Selling a team is not any piece of cake, though.
“Bringing in a sponsor involves a couple of different things,” he explained. “One, you’ve gotta make a contact. You can’t just write an e-mail and then send it to the marketing division of any old company. You have to have a contact established within the company. You have to make sure they know who you are, what you’re doing. Then, the most difficult thing is to tell them is, hey, the reason we’re out here struggling to run 20th to 25th each and every week is strictly because of the finances. By bringing you on board, we’re going to make sure we prove the quality of our race team to get you maximum exposure for the value that you’re putting into this sponsorship. It’s difficult. It takes a salesman. Mark Beaver (team owner) does a really good job with the sales side of things. At times, I feel like I do pretty good at it, and at times I don’t.”
Still, the team’s end goal is to go racing. It goes without saying they want to be as successful as possible, which is difficult with the way things are in NASCAR. After all, how are they going to compete with teams like Joe Gibbs Racing and Richard Childress Racing when they don’t have the speed or funding to do so?
Sometimes the question is raised as to whether or not NASCAR can do anything to help these teams. If they are the sanctioning body and want a competitive, even playing field, people like Efland must want them to step in and help out.
Then again, perhaps they already have.
“If anything, I would say, looking at the history of the sport, NASCAR has constantly improved the playing field,” said Efland. “In other words, look at your finishing results, just pick any year, say Darlington, this year’s Darlington race and then look at it 35 years ago, and tell me how many laps the leader won the race. He probably had at least two or three laps on second place. This year, you could probably count it in seconds. Less than ten. So, the playing field has leveled out. It’s given smaller teams more opportunity to run up front. And it’s put more driver into it. I think it takes more talent of the driver nowadays than it used to. And some people would argue that, but of course I’m a driver and I see it one way and some other people might see it another way.”
With that said, Efland doesn’t expect NASCAR to do the work for him nor does he expect a sponsor to just fork out the money. He expects to have to earn it and hopes that one day all of this hard work will pay off.
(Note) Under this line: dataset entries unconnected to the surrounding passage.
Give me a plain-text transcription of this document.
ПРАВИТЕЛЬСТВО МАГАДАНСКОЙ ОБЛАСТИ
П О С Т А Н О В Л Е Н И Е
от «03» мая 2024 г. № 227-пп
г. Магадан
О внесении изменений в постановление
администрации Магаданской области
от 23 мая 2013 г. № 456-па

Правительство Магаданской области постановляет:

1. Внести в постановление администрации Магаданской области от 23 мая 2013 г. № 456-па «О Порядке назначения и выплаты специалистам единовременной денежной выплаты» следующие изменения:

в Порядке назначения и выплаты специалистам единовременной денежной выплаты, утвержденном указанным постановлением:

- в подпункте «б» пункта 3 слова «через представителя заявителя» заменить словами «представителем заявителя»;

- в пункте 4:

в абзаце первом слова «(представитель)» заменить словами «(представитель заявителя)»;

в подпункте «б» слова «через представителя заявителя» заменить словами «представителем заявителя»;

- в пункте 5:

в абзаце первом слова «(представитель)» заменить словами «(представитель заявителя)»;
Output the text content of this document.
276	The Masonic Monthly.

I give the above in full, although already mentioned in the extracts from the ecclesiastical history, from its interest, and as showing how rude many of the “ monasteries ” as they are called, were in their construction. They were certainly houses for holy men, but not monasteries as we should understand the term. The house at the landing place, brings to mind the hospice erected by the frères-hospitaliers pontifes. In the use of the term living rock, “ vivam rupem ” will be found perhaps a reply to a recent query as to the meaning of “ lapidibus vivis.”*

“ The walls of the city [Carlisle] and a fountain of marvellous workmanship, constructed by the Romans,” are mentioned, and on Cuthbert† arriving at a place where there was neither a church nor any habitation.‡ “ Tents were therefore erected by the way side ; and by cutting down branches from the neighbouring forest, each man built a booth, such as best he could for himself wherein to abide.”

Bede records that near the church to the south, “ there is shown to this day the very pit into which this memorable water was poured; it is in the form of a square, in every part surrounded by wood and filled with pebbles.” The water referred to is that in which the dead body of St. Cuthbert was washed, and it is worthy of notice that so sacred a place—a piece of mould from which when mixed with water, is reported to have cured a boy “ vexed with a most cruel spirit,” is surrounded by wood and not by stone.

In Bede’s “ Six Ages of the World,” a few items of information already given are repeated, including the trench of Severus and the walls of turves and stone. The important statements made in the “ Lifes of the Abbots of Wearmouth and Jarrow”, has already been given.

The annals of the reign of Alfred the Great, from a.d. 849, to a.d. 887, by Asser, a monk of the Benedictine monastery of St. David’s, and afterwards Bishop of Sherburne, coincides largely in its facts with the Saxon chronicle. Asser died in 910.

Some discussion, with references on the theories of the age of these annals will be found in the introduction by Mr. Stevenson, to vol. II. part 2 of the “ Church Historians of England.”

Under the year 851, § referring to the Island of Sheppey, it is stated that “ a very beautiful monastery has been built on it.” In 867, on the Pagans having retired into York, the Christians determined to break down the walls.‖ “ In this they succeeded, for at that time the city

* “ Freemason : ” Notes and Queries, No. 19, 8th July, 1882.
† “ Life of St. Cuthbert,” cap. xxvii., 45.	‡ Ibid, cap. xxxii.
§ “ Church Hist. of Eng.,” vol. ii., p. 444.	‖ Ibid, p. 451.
“I don’t see things happening overnight, but I’ve always wondered, ‘Hey, what if I got a chance to go and drive Kevin Harvick’s Nationwide car or Kyle Busch’s Nationwide car?’” he wondered. “Would I be able to run as fast as they do? No, not right off the bat. But I think that if you gave me a few races, I don’t know how many it will take, but I know you’ve got to have experience. You’ve got to learn how to drive one of those cars because they’re going to drive different than what I’m used to. But I think I could adapt and eventually run just as well. Of course I think I could beat them. I wouldn’t be a racecar driver if I didn’t. But I also am realistic about it and I know it would take time.”
For now, his underdog status remains in the NASCAR Nationwide Series and the Camping World Truck Series. They’re scraping by for lead lap finishes and will take whatever the sport throws at them. Meetings continue behind closed doors, those wrenches keep turning at the shop and, for the foreseeable future, those engines will continue firing.
And, maybe one day, the ultimate underdog story will finally come to fruition with Danny Efland in the winner’s circle.